Monday, August 17, 2020

Monday Mixer across the decades

Three random cards from three different decades today. To start us off, here's a card from the very beginning of the 1990s...

Card Number 273: Topps, 1990; #403

It's an All-Star card!

Topps were really a budget operation in 1990. In previous years the All Star cards featured posed portraits (which was just as well in 1987 as Tony's base card didn't show his face or the name on his shirt, so the All-Star card gave you a chance to see what he looked like). But in 1990 they used a slightly different action shot for the All-Star card. It might even have been a photo from the same game (decide for yourself by looking at his base card, here).

The back manages to use three different typefaces. 

At least the factoid is relevant and related to his batting average, even if it doesn't mention the All-Star Game.

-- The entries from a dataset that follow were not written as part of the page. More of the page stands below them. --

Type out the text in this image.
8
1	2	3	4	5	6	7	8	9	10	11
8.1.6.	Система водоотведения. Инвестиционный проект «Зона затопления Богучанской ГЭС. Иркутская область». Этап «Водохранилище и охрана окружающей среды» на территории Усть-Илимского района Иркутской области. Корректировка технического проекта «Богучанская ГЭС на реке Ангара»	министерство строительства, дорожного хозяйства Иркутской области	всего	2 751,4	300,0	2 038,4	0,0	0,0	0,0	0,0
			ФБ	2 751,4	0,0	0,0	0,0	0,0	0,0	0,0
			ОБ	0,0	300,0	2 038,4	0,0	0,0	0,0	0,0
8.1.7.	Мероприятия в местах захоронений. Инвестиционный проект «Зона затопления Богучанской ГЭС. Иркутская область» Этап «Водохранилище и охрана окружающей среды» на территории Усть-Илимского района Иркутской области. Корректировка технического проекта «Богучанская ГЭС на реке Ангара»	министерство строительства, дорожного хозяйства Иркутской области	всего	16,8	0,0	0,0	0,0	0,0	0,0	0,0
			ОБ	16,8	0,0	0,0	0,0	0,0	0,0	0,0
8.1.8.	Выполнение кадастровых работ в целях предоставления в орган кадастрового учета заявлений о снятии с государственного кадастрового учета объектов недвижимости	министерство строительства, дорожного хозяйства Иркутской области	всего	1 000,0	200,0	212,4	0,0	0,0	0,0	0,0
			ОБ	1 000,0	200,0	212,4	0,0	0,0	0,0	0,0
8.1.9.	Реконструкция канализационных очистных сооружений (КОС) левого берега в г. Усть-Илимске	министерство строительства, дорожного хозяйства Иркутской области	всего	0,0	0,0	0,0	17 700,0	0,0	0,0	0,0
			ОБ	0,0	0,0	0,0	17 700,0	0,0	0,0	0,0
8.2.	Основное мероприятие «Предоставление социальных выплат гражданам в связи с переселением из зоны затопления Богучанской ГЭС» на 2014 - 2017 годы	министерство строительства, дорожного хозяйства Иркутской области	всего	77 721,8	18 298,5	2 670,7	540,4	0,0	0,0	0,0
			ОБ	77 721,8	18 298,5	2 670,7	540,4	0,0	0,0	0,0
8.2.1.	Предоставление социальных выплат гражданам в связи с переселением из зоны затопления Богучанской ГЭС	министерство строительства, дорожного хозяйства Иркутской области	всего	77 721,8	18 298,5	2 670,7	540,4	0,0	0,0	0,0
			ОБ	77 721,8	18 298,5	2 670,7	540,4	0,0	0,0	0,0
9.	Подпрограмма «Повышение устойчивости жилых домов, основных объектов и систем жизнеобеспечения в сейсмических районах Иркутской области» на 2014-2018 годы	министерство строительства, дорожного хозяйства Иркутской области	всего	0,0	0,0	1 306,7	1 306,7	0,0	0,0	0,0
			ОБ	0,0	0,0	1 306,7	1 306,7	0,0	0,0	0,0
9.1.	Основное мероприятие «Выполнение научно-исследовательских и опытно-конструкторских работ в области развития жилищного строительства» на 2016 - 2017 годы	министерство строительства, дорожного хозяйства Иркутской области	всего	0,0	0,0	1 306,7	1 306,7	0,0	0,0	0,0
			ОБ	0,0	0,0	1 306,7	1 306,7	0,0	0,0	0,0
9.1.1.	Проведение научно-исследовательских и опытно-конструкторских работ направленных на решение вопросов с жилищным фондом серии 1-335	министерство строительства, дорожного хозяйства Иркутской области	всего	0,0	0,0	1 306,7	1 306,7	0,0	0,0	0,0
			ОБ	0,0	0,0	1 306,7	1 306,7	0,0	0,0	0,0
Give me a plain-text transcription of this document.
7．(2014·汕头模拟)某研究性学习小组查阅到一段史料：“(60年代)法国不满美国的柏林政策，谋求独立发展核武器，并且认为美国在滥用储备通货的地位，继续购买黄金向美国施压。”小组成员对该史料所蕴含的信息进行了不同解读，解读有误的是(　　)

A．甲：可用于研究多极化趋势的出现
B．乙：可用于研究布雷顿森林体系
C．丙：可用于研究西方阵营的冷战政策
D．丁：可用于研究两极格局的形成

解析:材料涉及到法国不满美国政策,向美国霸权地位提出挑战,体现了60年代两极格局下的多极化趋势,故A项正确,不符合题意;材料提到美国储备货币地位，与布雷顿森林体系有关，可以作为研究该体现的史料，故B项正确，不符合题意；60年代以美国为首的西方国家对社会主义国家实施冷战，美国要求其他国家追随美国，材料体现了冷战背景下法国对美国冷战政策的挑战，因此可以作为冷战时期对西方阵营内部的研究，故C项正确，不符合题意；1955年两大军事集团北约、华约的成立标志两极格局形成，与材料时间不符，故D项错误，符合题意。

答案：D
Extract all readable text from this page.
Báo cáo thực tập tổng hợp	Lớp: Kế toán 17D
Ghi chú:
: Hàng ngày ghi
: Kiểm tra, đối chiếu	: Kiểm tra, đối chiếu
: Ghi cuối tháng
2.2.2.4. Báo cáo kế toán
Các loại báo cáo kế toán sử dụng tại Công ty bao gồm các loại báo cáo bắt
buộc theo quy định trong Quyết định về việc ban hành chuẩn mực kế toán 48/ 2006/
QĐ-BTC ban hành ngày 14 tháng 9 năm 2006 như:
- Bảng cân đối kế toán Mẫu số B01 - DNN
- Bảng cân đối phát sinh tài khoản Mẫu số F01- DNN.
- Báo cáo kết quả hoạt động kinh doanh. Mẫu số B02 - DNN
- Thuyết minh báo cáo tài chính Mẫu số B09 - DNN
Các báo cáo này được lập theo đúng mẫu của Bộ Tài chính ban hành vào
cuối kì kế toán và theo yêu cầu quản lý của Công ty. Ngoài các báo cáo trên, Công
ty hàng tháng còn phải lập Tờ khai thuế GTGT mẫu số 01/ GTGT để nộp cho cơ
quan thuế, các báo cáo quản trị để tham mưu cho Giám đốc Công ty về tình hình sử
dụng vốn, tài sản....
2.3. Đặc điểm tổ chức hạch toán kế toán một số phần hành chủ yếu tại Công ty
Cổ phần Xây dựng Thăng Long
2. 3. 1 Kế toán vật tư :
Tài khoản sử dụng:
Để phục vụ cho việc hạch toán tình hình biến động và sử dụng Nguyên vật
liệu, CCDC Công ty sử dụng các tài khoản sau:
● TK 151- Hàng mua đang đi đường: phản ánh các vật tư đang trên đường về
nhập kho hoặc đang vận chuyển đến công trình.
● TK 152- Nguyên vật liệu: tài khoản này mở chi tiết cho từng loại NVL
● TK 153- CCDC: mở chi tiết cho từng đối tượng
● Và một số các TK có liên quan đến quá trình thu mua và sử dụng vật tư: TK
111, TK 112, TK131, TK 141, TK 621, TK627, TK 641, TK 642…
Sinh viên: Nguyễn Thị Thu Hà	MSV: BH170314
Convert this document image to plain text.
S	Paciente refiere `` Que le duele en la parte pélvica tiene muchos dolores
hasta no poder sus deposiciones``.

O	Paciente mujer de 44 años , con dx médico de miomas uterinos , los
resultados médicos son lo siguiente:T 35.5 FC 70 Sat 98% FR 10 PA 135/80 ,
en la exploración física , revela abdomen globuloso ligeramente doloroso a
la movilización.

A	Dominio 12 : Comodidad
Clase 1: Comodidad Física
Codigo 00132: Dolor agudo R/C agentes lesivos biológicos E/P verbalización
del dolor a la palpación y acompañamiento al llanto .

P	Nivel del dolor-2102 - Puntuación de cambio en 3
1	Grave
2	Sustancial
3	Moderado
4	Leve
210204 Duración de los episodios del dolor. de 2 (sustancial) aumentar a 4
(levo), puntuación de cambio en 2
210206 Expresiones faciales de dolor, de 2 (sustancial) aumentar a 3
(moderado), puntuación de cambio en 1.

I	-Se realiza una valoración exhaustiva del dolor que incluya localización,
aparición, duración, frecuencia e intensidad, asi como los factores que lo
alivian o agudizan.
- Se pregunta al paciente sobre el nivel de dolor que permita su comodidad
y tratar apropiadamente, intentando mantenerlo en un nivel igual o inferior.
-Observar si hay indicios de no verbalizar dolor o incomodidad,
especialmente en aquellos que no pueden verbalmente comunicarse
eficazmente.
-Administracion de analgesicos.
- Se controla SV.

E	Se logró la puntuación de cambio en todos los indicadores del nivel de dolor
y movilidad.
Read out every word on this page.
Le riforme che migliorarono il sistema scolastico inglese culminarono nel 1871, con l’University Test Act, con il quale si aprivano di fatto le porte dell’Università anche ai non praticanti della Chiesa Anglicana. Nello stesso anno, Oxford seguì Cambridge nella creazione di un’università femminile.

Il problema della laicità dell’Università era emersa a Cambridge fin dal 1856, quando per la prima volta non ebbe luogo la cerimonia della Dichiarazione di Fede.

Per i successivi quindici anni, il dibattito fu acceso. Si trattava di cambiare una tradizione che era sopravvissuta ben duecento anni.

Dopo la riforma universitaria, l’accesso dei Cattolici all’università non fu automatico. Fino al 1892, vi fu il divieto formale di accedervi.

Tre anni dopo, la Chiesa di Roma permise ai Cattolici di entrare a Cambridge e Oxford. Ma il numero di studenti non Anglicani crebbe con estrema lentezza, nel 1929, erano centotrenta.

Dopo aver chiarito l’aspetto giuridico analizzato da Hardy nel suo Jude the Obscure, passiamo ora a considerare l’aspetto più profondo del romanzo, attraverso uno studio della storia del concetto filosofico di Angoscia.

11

Card Number 274: DonRuss Threads, 2008; #40

Allan from the UK Baseball Cards group on Facebook sent me this card. 

This card was issued just before Panini acquired DonRuss and their associated brands. DonRuss were already practicing producing unlicensed cards, although they didn't make much of an effort at erasing the SD on Tony's helmet or left sleeve. For a logoless card, it's a decent effort. The baseball stitching along the top makes it stand out.

The back notes that seven years after he retired there still wasn't a Padres player within 2000 hits of Tony's total. 12 years after this card was printed, Garry Templeton is still second on the all-time Padres hits chart. There are a few players who have played this century who have made it into the top ten - Chase Headley (#5). Brian Giles (#6), Adrian Gonzalez (#7), and Phil Nevin (#8) but none of them made over 900 hits while they were Padres. Tony's record is secure, unless the Padres lock down Fernando Tatis Jr and he ends up playing 20 seasons for them.

Card Number 275, Panini Prizm, 2014; #157

Panini Prizm base cards exist just so Panini can pad their packs with filler in-between all the parallel colour variations. I don't know of anyone who collects these sets. 

Is there anything positive that can be said about these cards. Well, yes. For a shiny card, this scans reasonably well on my basic scanner. There are no mistakes (that I can see) on the cardback and that's quite a good, succinct write up. It's an action shot and you can see Tony's face. Panini are always going to be stuck with what they can do without a licence but at least they get the basics right on this card. 

Total: 275/394


  1. Can't wait for Topps and their MLB exclusive license to finally expire. I'm not a big fan of Panini but I'd love to see them compete with Topps. It'd force both companies to step up their games.

    1. I think it would really change the game. One thing looking back over old cards is seeing how slow Topps are to innovate. They are the Microsoft of card companies.